By Dr. Anuj Chandra, Advanced Center for Sleep Disorders
September 30, 2020 — Some of the same things happen in your body during both snoring and sleep apnea, but they are definitely not the same thing. The muscles in your upper airway relax a little when you fall asleep. If you sleep on your back, gravity can make your tongue fall backward. As a result, your airway becomes narrower and less air makes it all the way to your lungs.
Slight narrowing of your airway causes snoring when the tissues in the back of your throat vibrate.
Obstructive sleep apnea (OSA) happens when your airway briefly becomes completely closed and breathing pauses temporarily. OSA is the most common type of sleep apnea.
Maybe you’re thinking “a pause doesn’t sound so bad,” but those pauses can last several seconds, and they can happen hundreds of times throughout the night. Those little pauses add up to a lack of oxygen and frequent partial awakenings that can have major negative consequences for your health.
Obstructive sleep apnea can lead to high blood pressure, heart attack, stroke, diabetes, and depression. Unfortunately, about 80 percent of people with OSA have never been diagnosed, so they have never been treated.

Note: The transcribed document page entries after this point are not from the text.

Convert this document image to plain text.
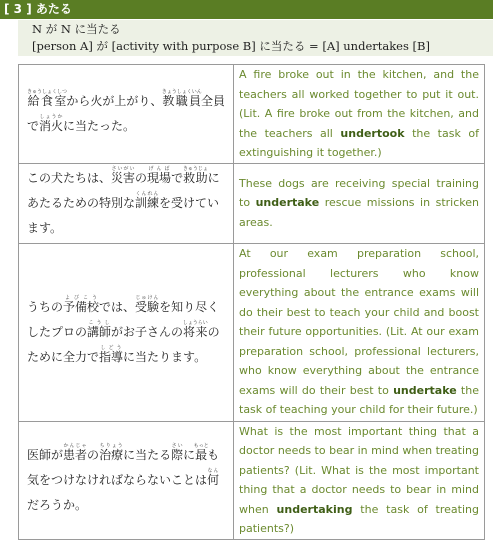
[ 3 ] あたる
N が N に当たる
[person A] が [activity with purpose B] に当たる = [A] undertakes [B]
給食室きゅうしょくしつから火が上がり、教職員きょうしょくいん全員で消火しょうかに当たった。	A fire broke out in the kitchen, and the teachers all worked together to put it out. (Lit. A fire broke out from the kitchen, and the teachers all undertook the task of extinguishing it together.)
この犬たちは、災害さいがいの現場げんばで救助きゅうじょにあたるための特別な訓練くんれんを受けています。	These dogs are receiving special training to undertake rescue missions in stricken areas.
うちの予備校よびこうでは、受験じゅけんを知り尽くしたプロの講師こうしがお子さんの将来しょうらいのために全力で指導しどうに当たります。	At our exam preparation school, professional lecturers who know everything about the entrance exams will do their best to teach your child and boost their future opportunities. (Lit. At our exam preparation school, professional lecturers, who know everything about the entrance exams will do their best to undertake the task of teaching your child for their future.)
医師が患者かんじゃの治療ちりょうに当たる際さいに最もっとも気をつけなければならないことは何なんだろうか。	What is the most important thing that a doctor needs to bear in mind when treating patients? (Lit. What is the most important thing that a doctor needs to bear in mind when undertaking the task of treating patients?)
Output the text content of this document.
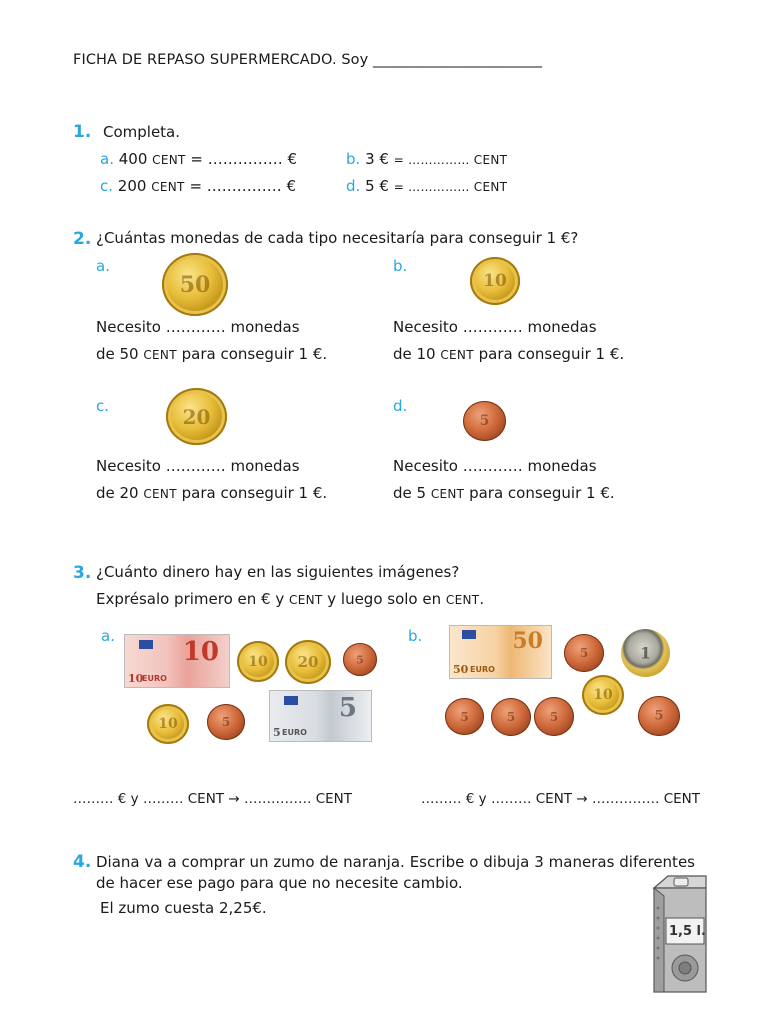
FICHA DE REPASO SUPERMERCADO. Soy _______________________
1. Completa.
a. 400 CENT = …………… €	b. 3 € = …………… CENT
c. 200 CENT = …………… €	d. 5 € = …………… CENT
2. ¿Cuántas monedas de cada tipo necesitaría para conseguir 1 €?
a.
50
Necesito ………… monedas
de 50 CENT para conseguir 1 €.
b.
10
Necesito ………… monedas
de 10 CENT para conseguir 1 €.
c.	20
Necesito ………… monedas
de 20 CENT para conseguir 1 €.
d.
5
Necesito ………… monedas
de 5 CENT para conseguir 1 €.
3. ¿Cuánto dinero hay en las siguientes imágenes?
Exprésalo primero en € y CENT y luego solo en CENT.
a.
10
10
EURO
10	20	5
10	5	5
5 EURO
……… € y ……… CENT → …………… CENT
b.	50
50 EURO
5	1
10
5	5	5	5
……… € y ……… CENT → …………… CENT
4. Diana va a comprar un zumo de naranja. Escribe o dibuja 3 maneras diferentes de hacer ese pago para que no necesite cambio.
El zumo cuesta 2,25€.
1,5 l.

These are some signs of obstructive sleep apnea:
• Loud or frequent snoring
• Choking or gasping in your sleep
• Feeling sleepy during the day
• Headaches in the morning
• Trouble concentrating
These things increase your risk for obstructive sleep apnea:
• High blood pressure
• Being over age 40 (but children and young adults can also have OSA)
If you think you or a family member might have OSA, talk to your doctor so you can be tested. Obstructive sleep apnea needs to be treated, because you need healthy sleep just as much as you need good nutrition and exercise, and because untreated OSA can lead to serious diseases.